EFD is a product of Ring’s ADHD that further impairs his organization and his attention span.

Nadeau said that the problems that people with ADHD encounter are not the product of a short attention span, but rather of their ability to direct their attention productively.

Eleven years after being diagnosed, Ring still has to closely monitor his disorder with medication and constant mental reminders.

“It’s just me needing to really focus,” said Ring. “If there is something that really interests me, that really garners my attention, it will allow me to focus, and I will be engaged the entire time as opposed to the times when I don’t find something interesting and just don’t pay attention.”

According to Nadeau, high school students with this disorder might find it difficult to compete academically at the same level as their classmates because the lack of organization of their thoughts and belongings get in their way.

“ADHD can affect the way a person organizes their ideas,” said Nadeau. “This affects the way high school students who have ADHD approach reading and other assignments.”

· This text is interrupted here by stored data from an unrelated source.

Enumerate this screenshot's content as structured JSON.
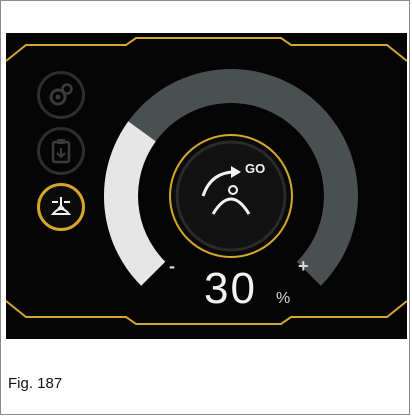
{
  "display": {
    "level_percent": 30,
    "value_text": "30",
    "unit": "%",
    "decrease_label": "-",
    "increase_label": "+",
    "center_button": {
      "label": "GO"
    }
  },
  "sidebar": {
    "items": [
      {
        "icon": "gears-icon",
        "active": false
      },
      {
        "icon": "clipboard-icon",
        "active": false
      },
      {
        "icon": "pressure-foot-icon",
        "active": true
      }
    ]
  },
  "colors": {
    "accent": "#d4a62a",
    "fill": "#e6e6e6",
    "track": "#4a4f50",
    "background": "#050505"
  },
  "caption": "Fig. 187"
}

In his experience in high school, Ring has found that although teenagers can be judgemental, he has never felt criticized by his peers for his disorder.

In general, his teachers have made accommodations for his disorder. However, according to Ring, there have been times when teachers do not understand how the disorder affects his work.

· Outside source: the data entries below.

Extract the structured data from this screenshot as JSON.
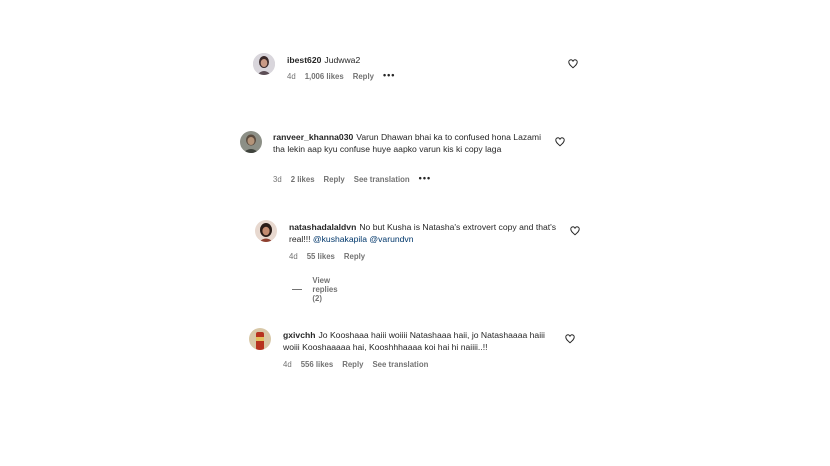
{
  "comments": [
    {
      "username": "ibest620",
      "text": "Judwwa2",
      "age": "4d",
      "likes": "1,006 likes",
      "reply": "Reply",
      "more": "•••"
    },
    {
      "username": "ranveer_khanna030",
      "text": "Varun Dhawan bhai ka to confused hona Lazami tha lekin aap kyu confuse huye aapko varun kis ki copy laga",
      "age": "3d",
      "likes": "2 likes",
      "reply": "Reply",
      "translation": "See translation",
      "more": "•••"
    },
    {
      "username": "natashadalaldvn",
      "text": "No but Kusha is Natasha's extrovert copy and that's real!!! ",
      "mention1": "@kushakapila",
      "mention2": "@varundvn",
      "age": "4d",
      "likes": "55 likes",
      "reply": "Reply",
      "view_replies": "View replies (2)"
    },
    {
      "username": "gxivchh",
      "text": "Jo Kooshaaa haiii woiiii Natashaaa haii, jo Natashaaaa haiii woiii Kooshaaaaa hai, Kooshhhaaaa koi hai hi naiiii..!!",
      "age": "4d",
      "likes": "556 likes",
      "reply": "Reply",
      "translation": "See translation"
    }
  ],
  "icons": {
    "heart": "heart-outline-icon",
    "more": "more-options-icon"
  },
  "colors": {
    "text": "#262626",
    "secondary": "#737373",
    "mention": "#00376b"
  }
}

“Once I left homework at home and when I asked the teacher if I could turn it in the following day for the same credit, or at least half credit, she said I couldn’t get any credit for it,” said Ring. “This just frustrated me because it’s something that affects me differently than a student without ADHD.”

Nadeau said that schools can be more helpful to students if they provide education to teachers about the challenges of ADHD. In addition, if there was an easier way to take extended time on tests or if there were more opportunities for tutoring or coaching, schools may be better able to assist students who have this disorder.

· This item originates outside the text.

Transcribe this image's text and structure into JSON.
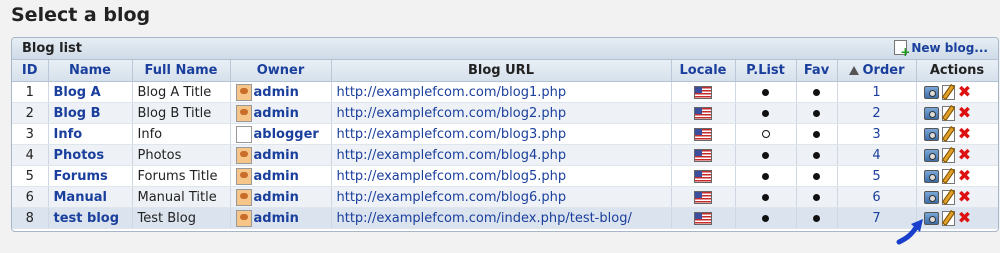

From what Ring observes in his day-to-day life, at school and in the “real world,” he says that he is inclined to believe more people have ADHD than are currently diagnosed.

“There is general agreement that the condition is generally underdiagnosed, especially in less urban and less educated populations,” said Nadeau. “It is a common disorder that exists to varying degrees in 5-10 percent of the population depending upon whom you ask.”

Ring said that ADHD has forced him to be self-motivated and more responsible. Ring tries to improve his responsibility because he would like to be known for something like his humor rather than as the person who loses his belongings easily. He said he does not use his ADHD as an excuse.

“I’m very proud of Philip,” said Ring’s mother Linda Ring. “He doesn’t let his ADHD define him.”